The output from the scan command yields something like this:

```
| 2.1.0b18
| Scanning tables/breakdowns-demo.yml ...
...
| Derived measurement: invalid_count(school_age_or_prek) = 0
| Derived measurement: valid_percentage(school_age_or_prek) = 100.0
| Test test(row_count > 0) passed with measurements {"expression_result": 199998, "row_count": 199998}
| Test column(school_year) test(invalid_percentage == 0) passed with measurements {"expression_result": 0.0, "invalid_percentage": 0.0}
| Test column(bus_no) test(invalid_percentage <= 20) passed with measurements {"expression_result": 19.99919999199992, "invalid_percentage": 19.99919999199992}
| Test column(schools_serviced) test(invalid_percentage <= 15) passed with measurements {"expression_result": 12.095620956209562, "invalid_percentage": 12.095620956209562}
| Test column(incident_number) test(invalid_percentage == 0) failed with measurements {"expression_result": 0.4785047850478505, "invalid_percentage": 0.4785047850478505}
| Test column(incident_number) test(missing_count == 0) failed with measurements {"expression_result": 192614, "missing_count": 192614}
| Executed 2 queries in 0:00:02.360158
| Scan summary ------
| 245 measurements computed
| 6 tests executed
| 2 of 6 tests failed:
| Test column(incident_number) test(invalid_percentage == 0) failed with measurements {"expression_result": 0.4785047850478505, "invalid_percentage": 0.4785047850478505}
| Test column(incident_number) test(missing_count == 0) failed with measurements {"expression_result": 192614, "missing_count": 192614}
| Exiting with code 1
```

### Modify the tests

In the `new_york_bus_breakdowns_demo` directory, you can use a command-line text editor to open the `breakdowns-demo.yml` and adjust the existing tests or add new ones to the YAML file. Save the file, then run `soda scan warehouse.yml tables/breakdowns-demo.yml` again to see the results of your new or modified tests.

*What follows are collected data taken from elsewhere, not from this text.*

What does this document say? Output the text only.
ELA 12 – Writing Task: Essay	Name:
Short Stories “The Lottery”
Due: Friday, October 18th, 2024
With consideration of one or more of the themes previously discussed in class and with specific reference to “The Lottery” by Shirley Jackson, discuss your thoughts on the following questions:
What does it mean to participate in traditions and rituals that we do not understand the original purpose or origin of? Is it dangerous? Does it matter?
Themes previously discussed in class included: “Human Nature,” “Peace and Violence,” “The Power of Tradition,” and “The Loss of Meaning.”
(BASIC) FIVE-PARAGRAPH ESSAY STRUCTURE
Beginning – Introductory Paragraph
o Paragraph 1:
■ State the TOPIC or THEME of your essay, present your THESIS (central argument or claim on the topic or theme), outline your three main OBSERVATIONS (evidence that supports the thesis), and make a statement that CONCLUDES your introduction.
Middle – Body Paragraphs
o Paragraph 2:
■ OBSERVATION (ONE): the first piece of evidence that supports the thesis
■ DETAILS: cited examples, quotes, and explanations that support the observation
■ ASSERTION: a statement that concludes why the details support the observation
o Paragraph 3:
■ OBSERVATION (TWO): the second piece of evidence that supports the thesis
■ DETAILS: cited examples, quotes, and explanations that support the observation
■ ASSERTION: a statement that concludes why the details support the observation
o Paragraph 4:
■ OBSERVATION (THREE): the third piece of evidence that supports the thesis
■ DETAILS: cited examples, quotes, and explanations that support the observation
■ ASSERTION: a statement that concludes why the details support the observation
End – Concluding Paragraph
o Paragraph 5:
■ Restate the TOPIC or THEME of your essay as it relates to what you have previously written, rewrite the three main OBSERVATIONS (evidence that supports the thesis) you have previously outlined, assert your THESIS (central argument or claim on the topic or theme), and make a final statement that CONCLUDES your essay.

Learn how to define tests in the YAML file at docs.soda.io.

## Exit

When you're done with the test environment, you can stop the Docker container.

* If you set up the container using the script, use `ctrl+d` to shut down your container, or type `exit`.
* If you set up the container manually, type `exit` or use `docker-compose down`.